Remote builds are one of the biggest superpowers of Nix. But while it is in theory easy to set up, there are a fair number of footguns. I have no feet, but I must walk. So here’s a couple of tips for making sure everything is set up properly.

First, a quick recap of what’s needed: the root user on the client needs to be able to SSH into the builder as a trusted build host Nix user non-interactively. We can verify different aspects of this on the command line.

On the client host:

  • Get the builders configuration with nix config show builders, and if it points to a file, cat it to get the usernames, host names, and SSH key paths. If this configuration is missing, you might need to restart the Nix daemon.
  • Verify that your SSH keys don’t have a passphrase with ssh-keygen -f PRIVATE_KEY -y. Otherwise remove it with ssh-keygen -f PRIVATE_KEY -p.

On the builder host:

  • nix config show trusted-users lists who can trigger Nix builds. The user listed in the relevant builders entry on the client (or one of its groups if there are any @GROUP entries) needs to be in the trusted users list. That is, if the client builders configuration has an entry starting with ssh-ng://alice@big, and nix config show trusted-users on big lists root @wheel, then groups alice on big must include “wheel”.

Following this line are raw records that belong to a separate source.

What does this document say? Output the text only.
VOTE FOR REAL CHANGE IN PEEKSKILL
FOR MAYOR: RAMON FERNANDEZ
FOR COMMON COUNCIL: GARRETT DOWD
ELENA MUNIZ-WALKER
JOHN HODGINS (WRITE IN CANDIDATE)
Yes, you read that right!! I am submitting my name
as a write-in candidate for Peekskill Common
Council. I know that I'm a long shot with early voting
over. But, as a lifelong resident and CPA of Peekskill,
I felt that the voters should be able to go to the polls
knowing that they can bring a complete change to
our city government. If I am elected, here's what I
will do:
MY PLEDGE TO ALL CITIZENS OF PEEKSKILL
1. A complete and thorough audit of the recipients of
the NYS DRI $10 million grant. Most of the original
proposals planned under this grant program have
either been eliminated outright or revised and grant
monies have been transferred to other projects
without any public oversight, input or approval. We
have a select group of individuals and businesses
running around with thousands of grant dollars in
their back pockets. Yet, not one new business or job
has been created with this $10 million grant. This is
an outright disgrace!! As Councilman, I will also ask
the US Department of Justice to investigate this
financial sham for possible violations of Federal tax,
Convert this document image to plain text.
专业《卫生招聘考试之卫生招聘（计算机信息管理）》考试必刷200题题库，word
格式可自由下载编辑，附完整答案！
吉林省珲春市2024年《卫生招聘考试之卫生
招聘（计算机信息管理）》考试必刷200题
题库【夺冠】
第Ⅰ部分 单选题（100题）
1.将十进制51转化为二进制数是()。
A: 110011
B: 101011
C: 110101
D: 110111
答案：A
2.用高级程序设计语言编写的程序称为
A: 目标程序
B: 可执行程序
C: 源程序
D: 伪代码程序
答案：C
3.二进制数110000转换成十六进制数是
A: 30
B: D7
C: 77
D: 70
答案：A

It’s a bit clunky to verify the connection from the client to the builder, but the following should do: sudo ssh -o 'IdentityAgent none' -i PRIVATE_KEY USER@HOST true. sudo is necessary because the Nix daemon by default runs as the root user. And the IdentityAgent none setting is necessary to avoid forwarding keys from the SSH agent of the user running sudo (via $SSH_AUTH_SOCK).